# Cache management

## Cache management

When you download a dataset, the processing scripts and data are stored locally on your computer. The cache allows 🌍 Datasets to avoid re-downloading or processing the entire dataset every time you use it.

This guide will show you how to:

* Change the cache directory.
* Control how a dataset is loaded from the cache.
* Clean up cache files in the directory.
* Enable or disable caching.

### Cache directory

The default cache directory is `~/.cache/boincai/datasets`. Change the cache location by setting the shell environment variable, `HF_DATASETS_CACHE` to another directory:

Copied

```
$ export HF_DATASETS_CACHE="/path/to/another/directory"
```

When you load a dataset, you also have the option to change where the data is cached. Change the `cache_dir` parameter to the path you want:

Copied

```
>>> from datasets import load_dataset
>>> dataset = load_dataset('LOADING_SCRIPT', cache_dir="PATH/TO/MY/CACHE/DIR")
```

Similarly, you can change where a metric is cached with the `cache_dir` parameter:

Copied

```
>>> from datasets import load_metric
>>> metric = load_metric('glue', 'mrpc', cache_dir="MY/CACHE/DIRECTORY")
```

### Download mode

After you download a dataset, control how it is loaded by [load\_dataset()](https://huggingface.co/docs/datasets/v2.14.5/en/package_reference/loading_methods#datasets.load_dataset) with the `download_mode` parameter. By default, 🌍 Datasets will reuse a dataset if it exists. But if you need the original dataset without any processing functions applied, re-download the files as shown below:

Copied

```
>>> from datasets import load_dataset
>>> dataset = load_dataset('squad', download_mode='force_redownload')
```

Refer to [DownloadMode](https://huggingface.co/docs/datasets/v2.14.5/en/package_reference/builder_classes#datasets.DownloadMode) for a full list of download modes.

### Cache files

Clean up the cache files in the directory with [Dataset.cleanup\_cache\_files()](https://huggingface.co/docs/datasets/v2.14.5/en/package_reference/main_classes#datasets.Dataset.cleanup_cache_files):

Copied

```
# Returns the number of removed cache files
>>> dataset.cleanup_cache_files()
2
```

### Enable or disable caching

If you’re using a cached file locally, it will automatically reload the dataset with any previous transforms you applied to the dataset. Disable this behavior by setting the argument `load_from_cache_file=False` in [Dataset.map()](https://huggingface.co/docs/datasets/v2.14.5/en/package_reference/main_classes#datasets.Dataset.map):

Copied

```
>>> updated_dataset = small_dataset.map(add_prefix, load_from_cache_file=False)
```

In the example above, 🌍 Datasets will execute the function `add_prefix` over the entire dataset again instead of loading the dataset from its previous state.
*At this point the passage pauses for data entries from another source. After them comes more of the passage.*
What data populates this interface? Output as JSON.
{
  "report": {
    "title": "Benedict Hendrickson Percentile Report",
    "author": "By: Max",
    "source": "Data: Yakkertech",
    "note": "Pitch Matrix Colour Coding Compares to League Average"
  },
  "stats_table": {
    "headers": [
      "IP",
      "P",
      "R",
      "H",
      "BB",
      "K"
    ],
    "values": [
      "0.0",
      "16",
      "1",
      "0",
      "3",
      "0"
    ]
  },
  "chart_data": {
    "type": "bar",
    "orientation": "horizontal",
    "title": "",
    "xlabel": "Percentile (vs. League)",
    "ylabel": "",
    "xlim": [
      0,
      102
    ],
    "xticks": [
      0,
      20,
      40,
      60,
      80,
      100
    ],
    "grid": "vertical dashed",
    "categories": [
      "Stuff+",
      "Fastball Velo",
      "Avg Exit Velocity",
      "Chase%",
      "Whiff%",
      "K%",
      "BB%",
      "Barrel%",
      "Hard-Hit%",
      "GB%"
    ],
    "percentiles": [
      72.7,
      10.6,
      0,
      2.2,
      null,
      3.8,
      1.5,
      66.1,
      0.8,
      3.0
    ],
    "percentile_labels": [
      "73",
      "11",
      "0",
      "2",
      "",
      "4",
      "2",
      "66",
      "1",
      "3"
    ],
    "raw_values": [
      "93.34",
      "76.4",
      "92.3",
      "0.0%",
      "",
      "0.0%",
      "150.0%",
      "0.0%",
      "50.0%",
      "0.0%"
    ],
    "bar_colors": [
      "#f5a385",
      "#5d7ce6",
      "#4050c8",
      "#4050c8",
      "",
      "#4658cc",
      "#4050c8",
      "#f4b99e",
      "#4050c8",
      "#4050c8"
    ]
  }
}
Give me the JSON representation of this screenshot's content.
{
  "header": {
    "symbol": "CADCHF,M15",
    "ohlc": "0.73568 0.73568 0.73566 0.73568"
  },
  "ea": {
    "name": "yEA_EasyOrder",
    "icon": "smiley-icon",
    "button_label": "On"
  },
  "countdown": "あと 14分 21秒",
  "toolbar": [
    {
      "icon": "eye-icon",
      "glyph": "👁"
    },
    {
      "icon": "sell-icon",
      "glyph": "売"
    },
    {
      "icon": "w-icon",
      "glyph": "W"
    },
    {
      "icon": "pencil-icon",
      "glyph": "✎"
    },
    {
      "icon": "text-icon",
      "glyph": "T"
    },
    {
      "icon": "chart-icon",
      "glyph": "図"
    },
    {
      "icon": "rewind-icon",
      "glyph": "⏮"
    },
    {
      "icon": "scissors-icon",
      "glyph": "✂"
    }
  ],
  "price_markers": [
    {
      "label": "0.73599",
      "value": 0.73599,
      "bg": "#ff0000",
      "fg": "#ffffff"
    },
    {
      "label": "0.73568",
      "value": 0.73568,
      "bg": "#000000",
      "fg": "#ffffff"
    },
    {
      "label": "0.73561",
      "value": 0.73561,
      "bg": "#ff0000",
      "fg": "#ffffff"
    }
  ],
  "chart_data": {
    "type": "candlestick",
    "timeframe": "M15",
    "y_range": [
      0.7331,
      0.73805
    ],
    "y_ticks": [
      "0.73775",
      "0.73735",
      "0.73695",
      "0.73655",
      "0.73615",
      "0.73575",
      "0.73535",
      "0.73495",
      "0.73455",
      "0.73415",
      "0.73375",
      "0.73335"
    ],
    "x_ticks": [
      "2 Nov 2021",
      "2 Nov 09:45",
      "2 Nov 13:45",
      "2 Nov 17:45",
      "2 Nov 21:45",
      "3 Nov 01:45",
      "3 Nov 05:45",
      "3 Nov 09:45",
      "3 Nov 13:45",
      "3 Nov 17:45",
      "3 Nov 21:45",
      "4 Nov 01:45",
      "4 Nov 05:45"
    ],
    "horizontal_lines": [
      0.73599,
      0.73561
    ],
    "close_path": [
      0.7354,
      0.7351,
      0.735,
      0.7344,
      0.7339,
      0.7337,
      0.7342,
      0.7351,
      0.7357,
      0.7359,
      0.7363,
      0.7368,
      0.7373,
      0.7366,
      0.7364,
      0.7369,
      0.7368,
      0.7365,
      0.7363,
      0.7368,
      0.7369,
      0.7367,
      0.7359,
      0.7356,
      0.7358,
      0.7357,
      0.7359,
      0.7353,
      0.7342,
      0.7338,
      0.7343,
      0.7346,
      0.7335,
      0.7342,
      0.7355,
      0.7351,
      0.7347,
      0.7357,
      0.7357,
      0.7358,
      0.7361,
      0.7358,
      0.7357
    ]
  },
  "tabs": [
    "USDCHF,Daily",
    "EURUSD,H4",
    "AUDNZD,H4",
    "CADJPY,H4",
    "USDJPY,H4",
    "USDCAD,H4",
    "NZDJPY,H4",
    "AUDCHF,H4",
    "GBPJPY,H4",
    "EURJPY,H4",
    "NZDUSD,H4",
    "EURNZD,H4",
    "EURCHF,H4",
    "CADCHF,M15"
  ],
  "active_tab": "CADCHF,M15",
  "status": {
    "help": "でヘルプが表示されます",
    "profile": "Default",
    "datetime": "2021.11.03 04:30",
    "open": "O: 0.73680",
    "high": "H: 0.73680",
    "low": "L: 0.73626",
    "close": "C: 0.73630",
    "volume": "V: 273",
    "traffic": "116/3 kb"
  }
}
Disable caching on a global scale with [disable\_caching()](https://huggingface.co/docs/datasets/v2.14.5/en/package_reference/main_classes#datasets.disable_caching):

Copied

```
>>> from datasets import disable_caching
>>> disable_caching()
```

When you disable caching, 🌍 Datasets will no longer reload cached files when applying transforms to datasets. Any transform you apply on your dataset will be need to be reapplied.

If you want to reuse a dataset from scratch, try setting the `download_mode` parameter in [load\_dataset()](https://huggingface.co/docs/datasets/v2.14.5/en/package_reference/loading_methods#datasets.load_dataset) instead.

You can also avoid caching your metric entirely, and keep it in CPU memory instead:

Copied

```
>>> from datasets import load_metric
>>> metric = load_metric('glue', 'mrpc', keep_in_memory=True)
```

Keeping the predictions in-memory is not possible in a distributed setting since the CPU memory spaces of the various processes are not shared.

### Improve performance

Disabling the cache and copying the dataset in-memory will speed up dataset operations. There are two options for copying the dataset in-memory:

1. Set `datasets.config.IN_MEMORY_MAX_SIZE` to a nonzero value (in bytes) that fits in your RAM memory.
2. Set the environment variable `HF_DATASETS_IN_MEMORY_MAX_SIZE` to a nonzero value. Note that the first method takes higher precedence.